Good stuff, wouldnt mind reading more of this. Its too easy to forget how close we were to a third world war.

defendUSA

Where was that, exactly…the only town I can remember by name on the border was Fulda.

At Landstuhl, we patrolled post with the German Army…and then, going back there after twenty years, I had to laugh. The Germans are allowed to come and go but not American passport holders. The concertina wire surrounds the main hospital, screw everything else and who protects the gates? Germans! WTF? I have to tell you, it bugs the hell out of me.
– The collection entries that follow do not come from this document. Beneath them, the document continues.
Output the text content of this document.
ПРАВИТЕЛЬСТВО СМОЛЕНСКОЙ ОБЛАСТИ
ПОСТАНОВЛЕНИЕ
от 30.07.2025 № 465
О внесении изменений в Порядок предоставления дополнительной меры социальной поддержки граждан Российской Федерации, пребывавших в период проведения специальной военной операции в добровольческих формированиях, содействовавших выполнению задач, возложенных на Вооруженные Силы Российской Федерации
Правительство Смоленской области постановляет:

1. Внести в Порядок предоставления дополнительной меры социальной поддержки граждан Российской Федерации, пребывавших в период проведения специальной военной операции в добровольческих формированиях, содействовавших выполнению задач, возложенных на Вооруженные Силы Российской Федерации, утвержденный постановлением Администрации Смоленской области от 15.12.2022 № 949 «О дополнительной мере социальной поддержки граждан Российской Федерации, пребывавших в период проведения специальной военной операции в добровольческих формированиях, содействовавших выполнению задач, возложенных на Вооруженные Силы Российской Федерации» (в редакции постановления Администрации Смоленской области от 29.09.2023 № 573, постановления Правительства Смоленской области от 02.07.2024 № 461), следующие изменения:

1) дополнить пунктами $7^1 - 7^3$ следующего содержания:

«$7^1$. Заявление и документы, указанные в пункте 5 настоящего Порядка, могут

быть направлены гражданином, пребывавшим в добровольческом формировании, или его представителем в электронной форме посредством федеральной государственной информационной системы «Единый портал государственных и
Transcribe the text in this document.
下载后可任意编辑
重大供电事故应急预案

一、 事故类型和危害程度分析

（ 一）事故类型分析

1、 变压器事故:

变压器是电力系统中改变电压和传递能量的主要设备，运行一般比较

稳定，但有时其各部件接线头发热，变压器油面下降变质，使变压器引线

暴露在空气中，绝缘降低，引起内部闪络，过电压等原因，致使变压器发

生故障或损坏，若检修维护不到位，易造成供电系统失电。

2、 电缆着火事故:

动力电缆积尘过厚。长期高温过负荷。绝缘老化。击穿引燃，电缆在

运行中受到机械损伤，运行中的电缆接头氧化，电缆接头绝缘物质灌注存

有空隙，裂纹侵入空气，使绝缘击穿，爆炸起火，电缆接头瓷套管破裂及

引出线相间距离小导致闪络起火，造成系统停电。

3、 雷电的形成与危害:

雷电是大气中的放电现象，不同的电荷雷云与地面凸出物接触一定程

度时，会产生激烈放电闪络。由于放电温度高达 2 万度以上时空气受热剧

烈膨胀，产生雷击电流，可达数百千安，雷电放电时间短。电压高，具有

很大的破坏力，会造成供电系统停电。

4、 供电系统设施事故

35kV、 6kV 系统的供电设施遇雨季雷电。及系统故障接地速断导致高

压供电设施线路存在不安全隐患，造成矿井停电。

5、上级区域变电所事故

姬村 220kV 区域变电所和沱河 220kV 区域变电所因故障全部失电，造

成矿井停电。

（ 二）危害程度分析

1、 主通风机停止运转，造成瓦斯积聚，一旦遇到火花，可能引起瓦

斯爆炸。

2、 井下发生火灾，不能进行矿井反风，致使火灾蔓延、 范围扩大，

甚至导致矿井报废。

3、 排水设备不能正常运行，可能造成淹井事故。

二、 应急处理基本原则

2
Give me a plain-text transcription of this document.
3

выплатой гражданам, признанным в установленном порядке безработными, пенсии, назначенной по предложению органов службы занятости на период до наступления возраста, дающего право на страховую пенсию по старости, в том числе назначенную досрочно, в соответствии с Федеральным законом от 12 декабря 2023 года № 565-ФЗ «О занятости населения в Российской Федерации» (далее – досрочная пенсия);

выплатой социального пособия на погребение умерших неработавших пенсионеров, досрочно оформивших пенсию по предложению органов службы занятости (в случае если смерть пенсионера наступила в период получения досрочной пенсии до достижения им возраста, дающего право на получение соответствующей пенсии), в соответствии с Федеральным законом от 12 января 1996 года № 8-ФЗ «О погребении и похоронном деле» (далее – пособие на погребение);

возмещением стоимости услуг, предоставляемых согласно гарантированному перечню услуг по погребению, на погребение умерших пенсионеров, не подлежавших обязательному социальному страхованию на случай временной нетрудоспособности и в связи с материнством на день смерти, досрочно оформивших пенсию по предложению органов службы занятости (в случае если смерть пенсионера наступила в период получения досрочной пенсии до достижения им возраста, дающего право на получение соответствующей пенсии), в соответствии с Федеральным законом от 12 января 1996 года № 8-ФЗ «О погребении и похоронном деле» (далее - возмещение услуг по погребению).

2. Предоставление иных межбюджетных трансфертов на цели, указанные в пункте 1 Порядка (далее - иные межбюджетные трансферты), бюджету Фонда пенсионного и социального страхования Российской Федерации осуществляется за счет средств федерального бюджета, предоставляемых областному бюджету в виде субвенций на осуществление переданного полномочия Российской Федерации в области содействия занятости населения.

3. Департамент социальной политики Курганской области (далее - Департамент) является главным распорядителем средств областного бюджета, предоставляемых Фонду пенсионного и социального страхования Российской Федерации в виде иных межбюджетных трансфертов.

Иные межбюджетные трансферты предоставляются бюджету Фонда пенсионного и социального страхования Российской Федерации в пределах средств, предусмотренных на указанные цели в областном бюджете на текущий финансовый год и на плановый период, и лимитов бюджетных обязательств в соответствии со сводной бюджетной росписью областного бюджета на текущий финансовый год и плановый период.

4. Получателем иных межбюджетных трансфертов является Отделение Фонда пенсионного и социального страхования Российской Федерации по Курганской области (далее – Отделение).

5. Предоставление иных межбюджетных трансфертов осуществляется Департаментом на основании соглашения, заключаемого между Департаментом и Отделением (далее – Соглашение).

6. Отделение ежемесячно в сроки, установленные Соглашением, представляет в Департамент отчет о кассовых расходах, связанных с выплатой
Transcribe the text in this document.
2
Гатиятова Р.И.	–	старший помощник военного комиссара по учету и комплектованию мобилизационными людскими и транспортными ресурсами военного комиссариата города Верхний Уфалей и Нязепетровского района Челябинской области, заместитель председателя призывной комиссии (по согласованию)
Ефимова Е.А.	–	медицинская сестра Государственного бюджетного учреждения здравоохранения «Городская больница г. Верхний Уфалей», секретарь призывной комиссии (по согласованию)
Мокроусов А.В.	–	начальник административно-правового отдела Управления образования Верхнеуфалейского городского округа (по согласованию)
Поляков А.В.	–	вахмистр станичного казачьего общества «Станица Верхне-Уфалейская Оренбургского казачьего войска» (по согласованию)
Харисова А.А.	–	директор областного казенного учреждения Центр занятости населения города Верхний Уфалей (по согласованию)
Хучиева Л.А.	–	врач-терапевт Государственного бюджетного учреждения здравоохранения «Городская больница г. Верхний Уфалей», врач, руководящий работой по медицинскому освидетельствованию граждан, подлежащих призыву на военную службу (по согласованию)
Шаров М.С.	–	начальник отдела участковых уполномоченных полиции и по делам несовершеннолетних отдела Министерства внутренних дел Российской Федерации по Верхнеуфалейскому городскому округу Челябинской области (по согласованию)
It appears Landstuhl is going to be shut down and a new hospital will be built in or near Ramstein by 2018.

fm2176

I wish my brother still had pictures of his time in Berlin. My father served with Berlin Brigade in the early ’60s as the wall went up, my brother had served there a couple of years when the wall came down.

Thanks for sharing the pictures, they show a different time that seems much longer ago than it really was.

Anonymous

Ilike the photos takes me back to when i served with c troop 1/2acr on the border back in 81-82 good old days had some good friends there.

Yat Yas 1833

Great pictures!!! I have some great shots of the beach at Camp Del Mar (21 area) at Camp Pendleton, anyone interested?!

Ex-PH2

Not if they’re ‘babes in bikinis’.

So, JL, you were not there when that soldier defected at Checkpoint Charlie in Berlin? Oh, the memories. Great photos, JL.